The Sail and Steam Navy List 1815-1889
- Rif Winfield and David Lyon (2004) The Sail and Steam Navy List, 1815 - 1889, London: Chatham
- Author: Rif Winfield and David Lyon
- Language: English
- Subject: Vessels of the Nineteenth Century Royal Navy
- Publisher: Chatham Publishing
- Publication date: 2004
- Pages: 352
- ISBN: 978-1-86176-032-6
- OCLC: 52620555
- Dewey Decimal: 623.825094109034 21
- LC Class: VA456 .L95 2004

= The Sail and Steam Navy List =

2004 British historical reference work

The Sail and Steam Navy List: All the Ships of the Royal Navy 1815-1889 by Rif Winfield and David Lyon is a historical reference work providing details of all recorded ships in commission or intended to serve in the Royal Navy from 1815 to 1889. Where available in Admiralty records (from which all the data is sourced), it gives the location of construction, dates of construction (ordering, keel laying, launch and commissioning), principal dimensions and tonnage, armament, machinery (for steam vessels) and fate of every ship of the Royal Navy over the period.
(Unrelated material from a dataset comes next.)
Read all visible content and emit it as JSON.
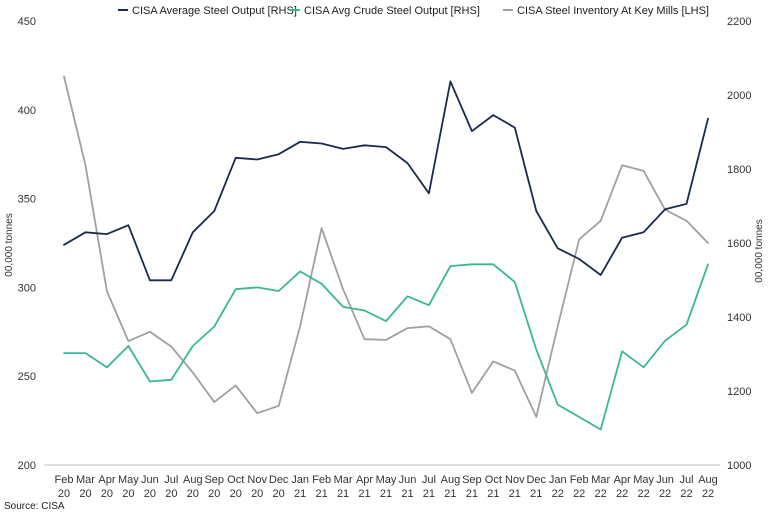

David Lyon's The Sailing Navy List: All the Ships of the Royal Navy, Built, Purchased and Captured, 1688-1860 had been published in 1993, a ground-breaking study of the sailing vessels of the Royal Navy from the Glorious Revolution of 1688 until the close of the Age of Sail. He had planned a follow-up on the ships of the Royal Navy in the era of transition from sail to steam power, and began work in preparation for that volume. This was cut short by his death in a diving accident during 2000 in the Bahamas (he was an enthusiastic underwater archaeologist).
Shortly after his death, his colleague Rif Winfield, author of the best-selling Fifty Gun Ship, and subsequently the author of a series of volumes under the heading British Warships in the Age of Sail, took over David's accumulated notes, added them to his own extensive research on Royal Naval warships, and carried on this work to produce what the Journal for Maritime Research described as

the most comprehensive and accurate work on all the ships built and projected for the Royal Navy between 1815 and 1889; indeed up until now there was no single, comprehensive listing of the ships of this period and their essential characteristics
— 20px, 20px, Journal for Maritime Research

The book is a valuable reference work and the only complete single-volume published record for ships of the late Georgian era (1714–1837) and of the early (1837–1860) and middle (1860–1889) Victorian Royal Navy. Rif Winfield's subsequent four-volume British Warships in the Age of Sail series has expanded this material to incorporate all vessels of the British (before 1704, English) Navy between 1603 and 1863, and incorporated the results of extra research since the publication of their Sail and Steam Navy List.